1672
297. — DE MADAME DE SÉVIGNÉ ET D’EMMANUEL DE COULANGES À MADAME DE GRIGNAN.
Ne parlons plus de mon voyage, ma bonne ; il y a longtemps que nous ne faisons autre chose, qu’enfin cela fatigue. C’est comme les longues maladies qui usent la douleur : les longues espérances usent toute la joie. Vous aurez dépensé tout le plaisir de me voir en attendant ; quand j’arriverai, vous serez tout accoutumée à moi.
J’ai été obligée de rendre les derniers devoirs à ma tante ; il a fallu encore quelques jours au delà : enfin voilà qui est fait, je pars mercredi, et vais coucher à Essonne ou à Melun. Je vais par la Bourgogne ; je ne m’arrêterai point à Dijon : je ne pourrai pas refuser quelques jours en passant à quelque vieille tante[1] que je n’aime guère. Je vous écrirai d’où je pourrai ; je ne puis marquer aucun jour. Le temps est divin, il a plu comme pour le Roi ; notre abbé est gai et content, la Mousse est un peu effrayé de la grandeur du voyage, mais je lui donnerai du courage. Pour moi, je suis ravie ; et si vous en doutez, mandez-le-moi à Lyon[2], afin que je m’en retourne sur mes pas. Voilà, ma bonne, tout ce que je vous manderai.
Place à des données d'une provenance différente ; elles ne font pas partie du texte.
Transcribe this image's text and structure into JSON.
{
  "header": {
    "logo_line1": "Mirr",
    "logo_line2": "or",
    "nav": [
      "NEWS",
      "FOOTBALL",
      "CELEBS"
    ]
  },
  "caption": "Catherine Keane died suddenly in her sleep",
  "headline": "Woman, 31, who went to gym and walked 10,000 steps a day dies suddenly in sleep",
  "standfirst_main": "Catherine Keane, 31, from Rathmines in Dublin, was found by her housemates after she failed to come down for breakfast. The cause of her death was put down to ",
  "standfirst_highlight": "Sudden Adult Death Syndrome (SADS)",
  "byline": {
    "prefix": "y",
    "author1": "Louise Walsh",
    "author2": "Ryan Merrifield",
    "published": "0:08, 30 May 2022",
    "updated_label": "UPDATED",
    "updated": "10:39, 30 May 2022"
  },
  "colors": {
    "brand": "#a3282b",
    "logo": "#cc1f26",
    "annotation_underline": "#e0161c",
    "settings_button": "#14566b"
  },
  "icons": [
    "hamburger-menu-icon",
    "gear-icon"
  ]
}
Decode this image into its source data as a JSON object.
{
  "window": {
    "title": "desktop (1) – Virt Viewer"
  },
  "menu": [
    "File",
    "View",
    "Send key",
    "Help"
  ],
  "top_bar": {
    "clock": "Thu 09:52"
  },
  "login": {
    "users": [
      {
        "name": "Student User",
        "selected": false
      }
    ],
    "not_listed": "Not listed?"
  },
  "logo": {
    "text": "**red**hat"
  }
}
- ↑ Lettre 297 (revue sur une ancienne copie). — 1. Françoise de Rabutin, veuve d’Antoine de Toulongeon, seigneur d’Alonne, capitaine aux gardes et gouverneur de Pignerol, mort en 1633 ; elle était fille de sainte Chantal ; sœur du baron de Chantal, père de Mme Sévigné ; et mère de la première femme de Bussy. Elle mourut à quatre-vingt-six ans en 1684. Voyez la Notice, p. 14, et la Généalogie, p. 343.